Cada vez que había facilidad y sentía enderezarse su pieza, se la ablandaba con
la grasa de la señora.
Sucedió
que como Arrigo se aficionaba más a esta grasa que a la de las botas, llegó un
día en que el señor quiso ir de caza y no encontró su calzado limpio ni
engrasado, y montó en gran cólera por este motivo. El bueno de Arrigo no sabía
qué decir.
–¿Qué
quieres tú que yo haga ahora, alemán borracho? –gritaba el amo–, ¿qué quieres
que yo haga, miserable poltrón? Estas botas están tan duras y tan secas, que ni
tú ni nadie podrá ponérmelas. Eres un gandul y un animal.
El
muchacho, temblando de miedo a ser azotado, respondió:
–No se
incomode usted, señor; no se incomode usted, que en un momento yo las pondré
flexibles.
–¡Mala
peste te dé, perro cochino! –exclamó más enfurecido el dueño.
Viendo
que aumentaba la cólera de su señor, casi fuera de sí, Arrigo dijo:
–Sí, sí
señor.
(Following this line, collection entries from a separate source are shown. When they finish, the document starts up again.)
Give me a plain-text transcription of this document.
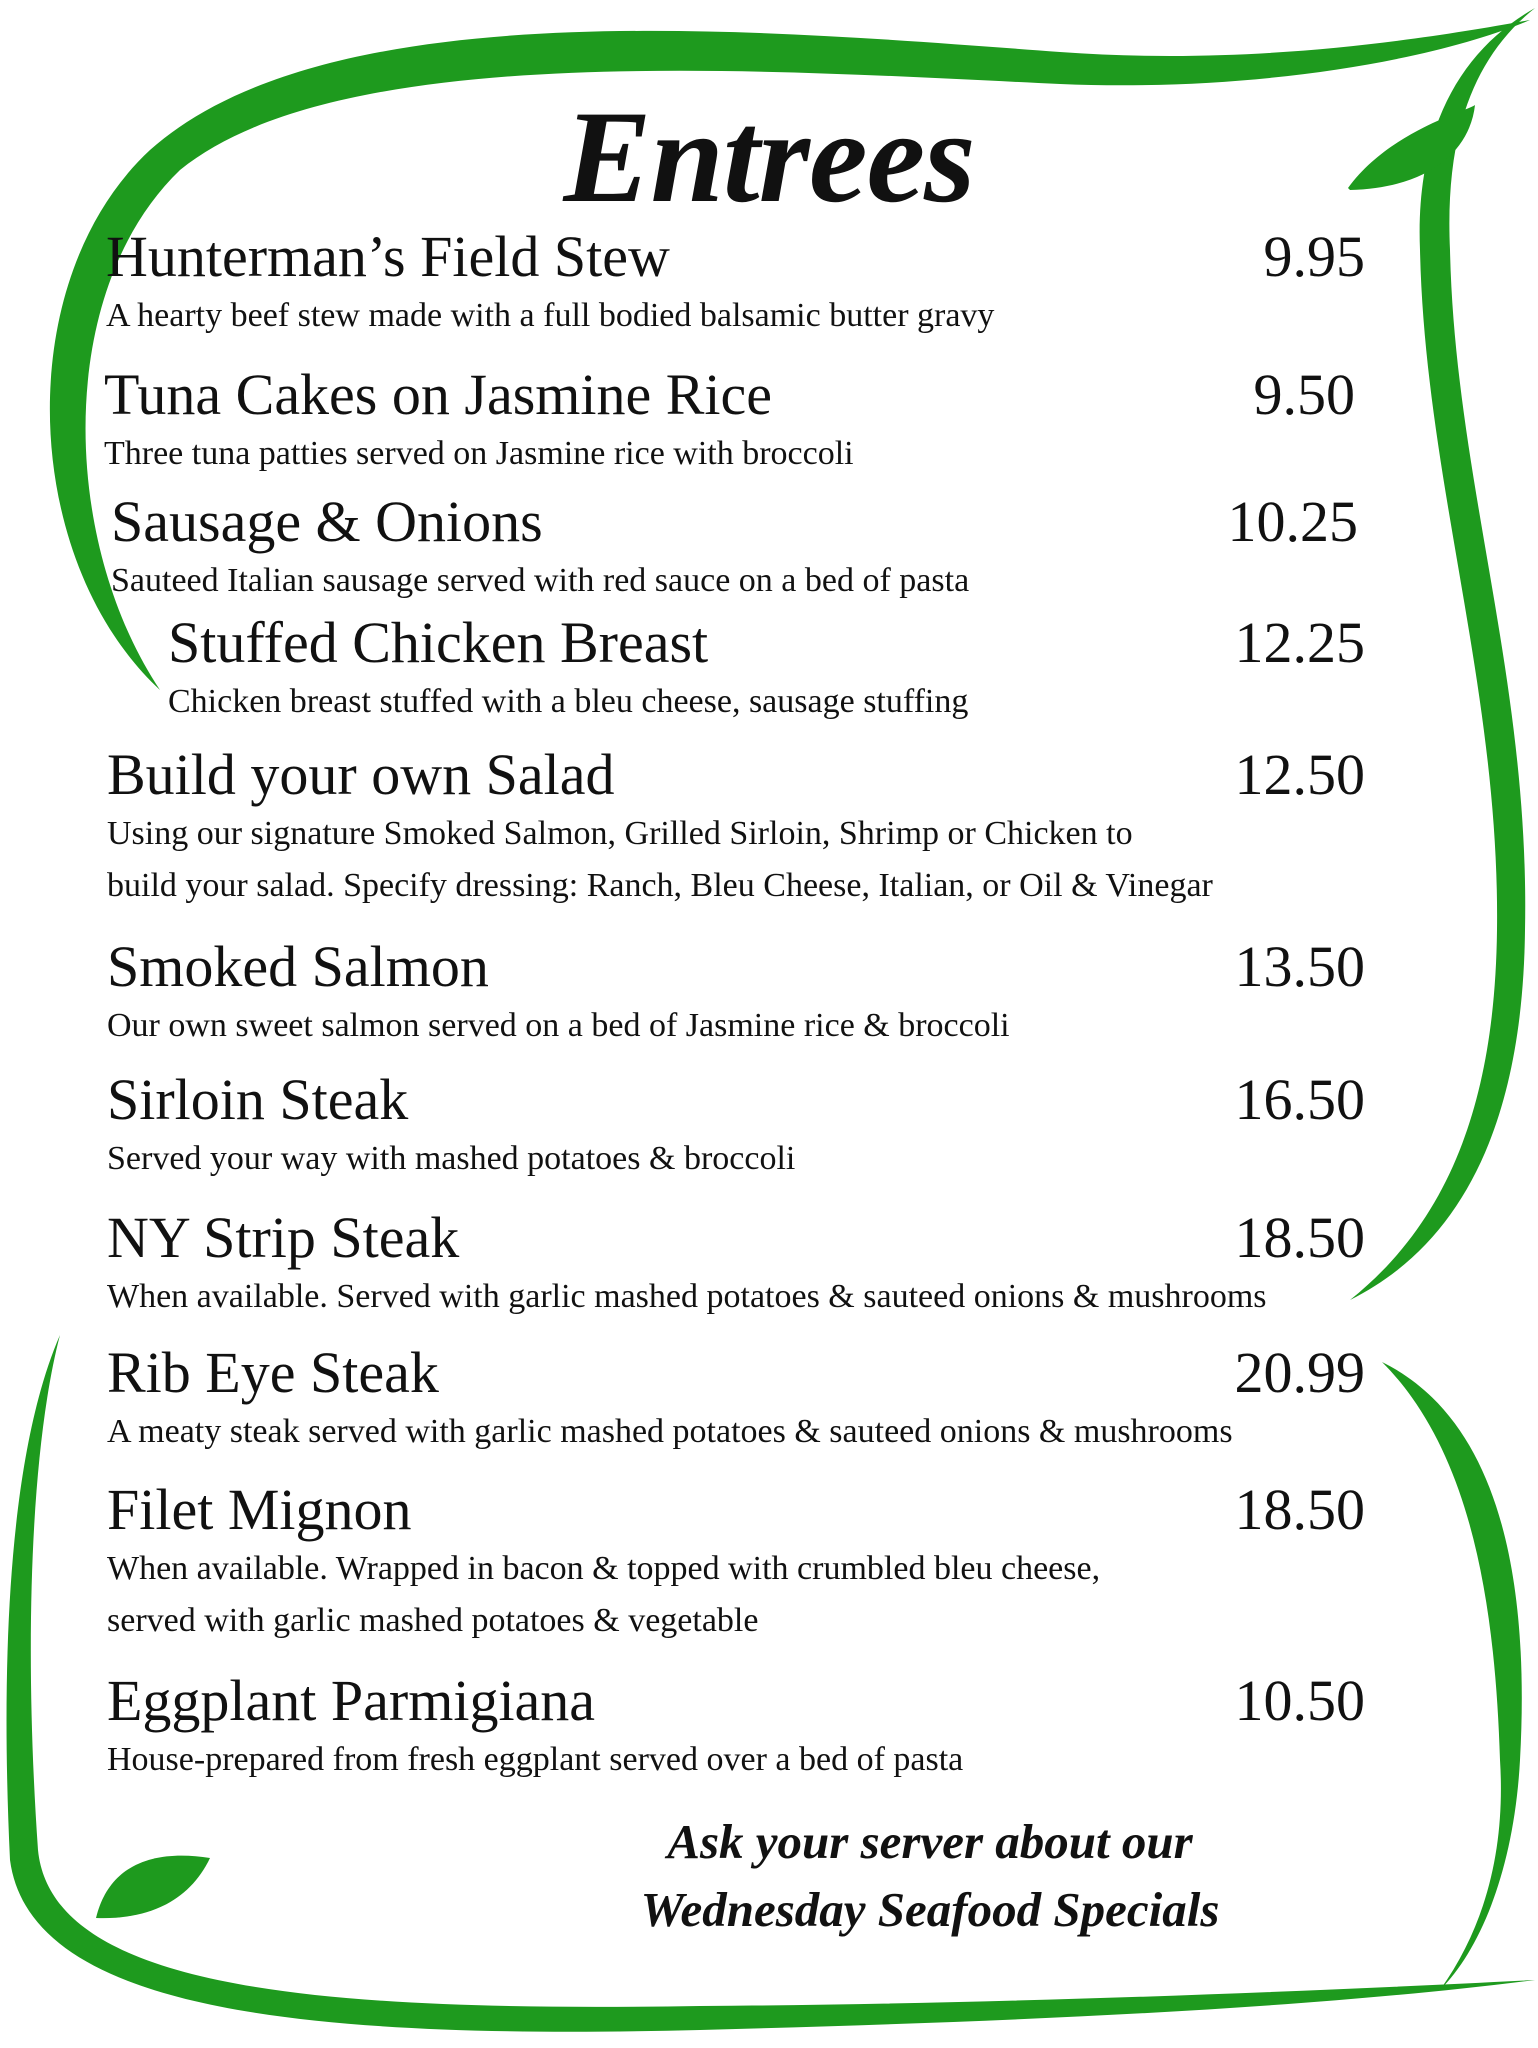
Entrees
Hunterman’s Field Stew	9.95
A hearty beef stew made with a full bodied balsamic butter gravy
Tuna Cakes on Jasmine Rice	9.50
Three tuna patties served on Jasmine rice with broccoli
Sausage & Onions	10.25
Sauteed Italian sausage served with red sauce on a bed of pasta
Stuffed Chicken Breast	12.25
Chicken breast stuffed with a bleu cheese, sausage stuffing
Build your own Salad	12.50
Using our signature Smoked Salmon, Grilled Sirloin, Shrimp or Chicken to
build your salad. Specify dressing: Ranch, Bleu Cheese, Italian, or Oil & Vinegar
Smoked Salmon	13.50
Our own sweet salmon served on a bed of Jasmine rice & broccoli
Sirloin Steak	16.50
Served your way with mashed potatoes & broccoli
NY Strip Steak	18.50
When available. Served with garlic mashed potatoes & sauteed onions & mushrooms
Rib Eye Steak	20.99
A meaty steak served with garlic mashed potatoes & sauteed onions & mushrooms
Filet Mignon	18.50
When available. Wrapped in bacon & topped with crumbled bleu cheese,
served with garlic mashed potatoes & vegetable
Eggplant Parmigiana	10.50
House-prepared from fresh eggplant served over a bed of pasta
Ask your server about our
Wednesday Seafood Specials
Yo voy a hacer lo necesario, si usted tiene un instante de paciencia. En
cuanto yo las meta una vez en el vientre de mi señora, le aseguro que se
ablandan.
El amo
quiso saber qué receta era esa para tan súbito cambio, y entonces el alemán le
explicó lo sucedido con detalles.
Viendo
que la suerte lo había hecho señor de Corneto, el amo no dijo nada por lo
pronto, pero a los pocos días manifestó al alemán que podía buscar otro dueño
pues él no tenía más necesidad de sus servicios.